Job creation subsidies focused at the city or county level are narrowly targeted. People are willing to travel for good-paying work and often have little concept of county lines when going about their daily lives. Even if suburban jobs are taken by city residents (or vice versa), those jobs may be backfilled with workers living within the city limits. White collar professionals are always adept at property tax arbitrage, working with municipal tax codes to find the biggest house for the lowest annual bill.
At the same time, distressed neighborhoods can exist within prosperous regions. So, blanket proposals that ignore pockets of poverty among prosperity are too broadly targeted. Infrastructure, transit, and training programs targeted at the neighborhood-level combined with geographically agnostic job creation programs at the “commuting zone” level can work in tandem.
The challenge here is political decisions are made at the city and county level.
2. What Drives the Economy - Industries or Talent?
Similar to the definitional issues of region, county, and neighborhood, there’s also confusion around how businesses and people generate economic activity.
Traditionally, economists focused on businesses. What businesses produced was the most important part of regional economics. A region’s industry cluster (textiles, international finance, automotive production) became that region’s destiny. Competitive advantages in industries built on themselves. It was costly to move operations, and costs increased as businesses got bigger. Where they started tended to be where they stayed.
As the business world becomes more flexible, though, the fixed investments of offices and factories are less relevant. This is especially true in the technology space. Software development skills, for example, apply to many different business problems across sectors. A financial institution and retail chain might have similar needs for designing a user interface for an e-commerce platform.
People, not businesses, possess skills. And, as the vast work-from-home experiment of the past year shows, people are much more mobile.
Economic development experts have known this intuitively for some time. Campaigns focused on “talent attraction” are becoming more popular. An international group of economists from Oxford, Sherbrooke and Boulder, Colorado, published a working paper last month that provides some statistical backing to this talent-centric idea. They find that “functions” or clusters of skilled occupations provide greater regional productivity gains than industry clusters over the previous 30 years. This is because “the costs of geographic fragmentation” have fallen.
It’s time to update our thinking. Regions will compete for talent now, and not just corporate headquarters.
3. Link Drop
“Young and Ambitious? Move to New York, Not Austin” Bloomberg Opinion
Conor Sen makes a case for recent grads to take advantage of the lowered rents in New York City and the office environments they provide. Young career professionals, especially, need the networking opportunities that only an office can provide, Sen argues. He speculates that Miami and Austin may become hubs for remote work, while office activity remains in the bigger cities. If this is the case, he has a point. While mid-career professionals might enjoy the flexibility of remote work, they can also draw on a decade of relationships formed in coffee meetings and hallway conversations, which is difficult to replicate on Zoom.

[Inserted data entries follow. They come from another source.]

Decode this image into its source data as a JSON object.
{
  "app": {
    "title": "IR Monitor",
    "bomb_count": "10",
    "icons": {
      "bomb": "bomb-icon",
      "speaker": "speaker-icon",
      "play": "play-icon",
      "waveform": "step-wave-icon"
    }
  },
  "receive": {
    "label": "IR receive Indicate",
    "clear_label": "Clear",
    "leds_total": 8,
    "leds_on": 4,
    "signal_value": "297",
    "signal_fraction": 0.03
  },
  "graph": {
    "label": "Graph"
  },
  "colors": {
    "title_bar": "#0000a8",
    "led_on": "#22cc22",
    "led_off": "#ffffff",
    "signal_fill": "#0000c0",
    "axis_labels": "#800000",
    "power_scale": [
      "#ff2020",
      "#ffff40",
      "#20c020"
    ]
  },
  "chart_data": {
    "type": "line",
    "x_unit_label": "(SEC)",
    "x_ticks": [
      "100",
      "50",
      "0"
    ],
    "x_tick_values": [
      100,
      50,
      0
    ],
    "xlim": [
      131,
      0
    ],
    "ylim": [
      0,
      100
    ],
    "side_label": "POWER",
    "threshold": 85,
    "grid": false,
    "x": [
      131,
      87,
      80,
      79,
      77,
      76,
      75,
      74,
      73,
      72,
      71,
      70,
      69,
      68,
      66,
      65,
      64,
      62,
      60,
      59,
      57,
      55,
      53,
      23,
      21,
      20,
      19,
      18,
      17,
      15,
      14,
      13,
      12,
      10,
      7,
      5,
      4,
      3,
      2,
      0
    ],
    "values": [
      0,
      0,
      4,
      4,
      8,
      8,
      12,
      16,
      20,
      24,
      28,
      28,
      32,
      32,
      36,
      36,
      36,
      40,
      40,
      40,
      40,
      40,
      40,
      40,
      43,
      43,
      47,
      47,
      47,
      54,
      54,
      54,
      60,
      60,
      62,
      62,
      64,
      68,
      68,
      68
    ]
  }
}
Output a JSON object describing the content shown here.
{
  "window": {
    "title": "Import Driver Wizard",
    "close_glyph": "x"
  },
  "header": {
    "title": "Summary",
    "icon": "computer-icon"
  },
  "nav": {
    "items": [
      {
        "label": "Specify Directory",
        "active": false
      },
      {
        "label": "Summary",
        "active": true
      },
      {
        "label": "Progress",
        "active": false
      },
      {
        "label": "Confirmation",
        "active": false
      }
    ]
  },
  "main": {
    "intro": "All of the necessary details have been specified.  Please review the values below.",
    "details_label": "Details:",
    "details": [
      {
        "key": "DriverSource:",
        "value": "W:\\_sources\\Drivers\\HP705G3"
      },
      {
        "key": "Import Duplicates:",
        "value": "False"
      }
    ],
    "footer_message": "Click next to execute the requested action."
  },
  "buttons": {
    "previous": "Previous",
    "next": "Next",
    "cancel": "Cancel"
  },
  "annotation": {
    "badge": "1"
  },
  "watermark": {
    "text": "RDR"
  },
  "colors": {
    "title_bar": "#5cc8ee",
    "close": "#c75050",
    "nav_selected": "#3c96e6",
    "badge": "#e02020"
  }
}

“The Great Minimum Wage Debate,” CityLab
Urbanist Richard Florida writes about the push for a national $15/hour minimum wage. I wrote in a previous post about the research on minimum wage and its effects on job losses. Minimum wage increases have little or no effect on job losses - up to about 60% of the median wage. This article breaks down some of the regions where the new $15/hr wage would fall in terms of median wages.